In the past, if a certain allele - the genetic sequence that determines colour was found in a group of organisms that interbred, it could become more common than any other allele. In time, this could mean that the number of black moths within a particular population could rise. The same is true for many other characteristics--including morphology and behavior--that vary among populations of organisms.

Observing evolutionary change in action is easier when a species has a rapid generation turnover like bacteria. Since 1988, biologist Richard Lenski has been tracking twelve populations of E. bacteria that descend from a single strain. samples from each population are taken on a regular basis, and over 500.000 generations have passed.

Lenski's research has demonstrated that mutations can alter the rate at which change occurs and the effectiveness of a population's reproduction. It also shows evolution takes time, which is hard for some to accept.

Another example of microevolution is that mosquito genes for resistance to pesticides are more prevalent in populations in which insecticides are utilized.
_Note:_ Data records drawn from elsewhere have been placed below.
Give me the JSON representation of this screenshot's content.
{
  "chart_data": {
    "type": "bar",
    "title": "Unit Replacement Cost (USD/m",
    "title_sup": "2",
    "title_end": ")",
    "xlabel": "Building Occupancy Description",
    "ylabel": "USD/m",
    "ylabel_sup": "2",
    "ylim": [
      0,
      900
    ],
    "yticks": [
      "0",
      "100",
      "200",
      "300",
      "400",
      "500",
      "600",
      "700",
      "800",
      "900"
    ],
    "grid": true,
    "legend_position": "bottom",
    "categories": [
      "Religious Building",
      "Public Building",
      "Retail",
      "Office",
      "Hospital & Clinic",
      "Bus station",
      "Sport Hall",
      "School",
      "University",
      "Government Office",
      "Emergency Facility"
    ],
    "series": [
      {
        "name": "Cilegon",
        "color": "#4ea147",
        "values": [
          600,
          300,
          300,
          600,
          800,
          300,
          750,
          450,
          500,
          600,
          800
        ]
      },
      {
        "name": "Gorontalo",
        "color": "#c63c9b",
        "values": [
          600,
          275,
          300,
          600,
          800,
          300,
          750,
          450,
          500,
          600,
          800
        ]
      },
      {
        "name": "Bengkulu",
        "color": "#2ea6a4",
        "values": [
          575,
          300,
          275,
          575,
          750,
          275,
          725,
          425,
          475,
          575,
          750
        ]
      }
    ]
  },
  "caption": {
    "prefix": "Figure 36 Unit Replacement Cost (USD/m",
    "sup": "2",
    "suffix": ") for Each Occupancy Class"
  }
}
Pesticides create a selective pressure which favors individuals who have resistant genotypes.

The rapidity of evolution has led to a greater recognition of its importance especially in a planet which is largely shaped by human activities. This includes climate change, pollution, and habitat loss, which prevents many species from adapting. Understanding evolution will help us make better choices about the future of our planet, as well as the life of its inhabitants.